Motivated by the recent experimental realization of single-layer
two-dimensional MnSe [ACS Nano
2021, 15, 13794–13802], structural, magnetic, elastic,
vibrational, and electronic properties of single-layer MnSe are investigated
by using density functional theory-based calculations. Among four
different magnetic phases, namely, ferromagnetic (FM) and Nẽel-,
zigzag-, and stripy-antiferromagnetic (AFM) phases, the Nẽel-AFM
structure is found to be the energetically most favorable phase. Structural
optimizations show the formation of in-plane anisotropy within the
structures of zigzag- and stripy-AFM phases in single-layer MnSe.
For the dynamically stable four magnetic phases, predicted Raman spectra
reveal that each phase exhibits distinctive vibrational features and
can be distinguished from each other.
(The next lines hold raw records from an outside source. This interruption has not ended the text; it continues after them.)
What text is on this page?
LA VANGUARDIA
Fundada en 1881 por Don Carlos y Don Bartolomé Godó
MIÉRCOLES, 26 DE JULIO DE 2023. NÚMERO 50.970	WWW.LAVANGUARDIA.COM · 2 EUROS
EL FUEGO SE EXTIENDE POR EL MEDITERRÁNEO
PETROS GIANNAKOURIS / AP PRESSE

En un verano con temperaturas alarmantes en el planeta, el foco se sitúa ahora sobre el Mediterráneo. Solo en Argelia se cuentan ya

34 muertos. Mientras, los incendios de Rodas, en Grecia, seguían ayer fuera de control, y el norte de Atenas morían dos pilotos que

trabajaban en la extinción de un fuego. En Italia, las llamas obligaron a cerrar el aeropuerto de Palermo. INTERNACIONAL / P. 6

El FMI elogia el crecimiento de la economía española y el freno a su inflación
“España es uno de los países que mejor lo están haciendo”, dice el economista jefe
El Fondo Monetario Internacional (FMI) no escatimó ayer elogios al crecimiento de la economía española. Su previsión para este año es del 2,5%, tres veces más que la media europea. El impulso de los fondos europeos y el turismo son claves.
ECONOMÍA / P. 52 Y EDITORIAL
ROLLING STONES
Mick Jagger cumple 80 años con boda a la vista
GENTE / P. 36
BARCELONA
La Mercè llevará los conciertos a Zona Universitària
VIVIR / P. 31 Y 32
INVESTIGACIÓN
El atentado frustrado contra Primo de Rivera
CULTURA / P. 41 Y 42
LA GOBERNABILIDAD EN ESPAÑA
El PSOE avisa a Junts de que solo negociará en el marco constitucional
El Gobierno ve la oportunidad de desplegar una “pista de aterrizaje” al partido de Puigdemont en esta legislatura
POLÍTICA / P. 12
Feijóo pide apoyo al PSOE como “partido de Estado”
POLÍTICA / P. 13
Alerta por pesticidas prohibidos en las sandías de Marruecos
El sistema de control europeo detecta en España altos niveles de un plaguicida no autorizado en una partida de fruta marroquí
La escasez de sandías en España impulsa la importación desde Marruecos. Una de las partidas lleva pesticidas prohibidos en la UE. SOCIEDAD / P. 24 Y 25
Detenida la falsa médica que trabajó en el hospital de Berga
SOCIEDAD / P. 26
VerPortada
In addition, the elastic constants
indicate the mechanical stability of each magnetic phase in single-layer
MnSe and reveal the soft nature of each phase. Moreover, electronic
band dispersion calculations show the indirect band gap semiconducting
nature with varying electronic band gap energies for all magnetic
phases. Furthermore, the atomic orbital-based density of states reveals
the existence of out-of-plane orbitals dominating the top valence
states in zigzag- and stripy-AFM phases, giving rise to the localized
states. The stability of different magnetic phases and their distinct
vibrational and electronic properties make single-layer MnSe a promising
candidate for nanoelectronic and spintronic applications.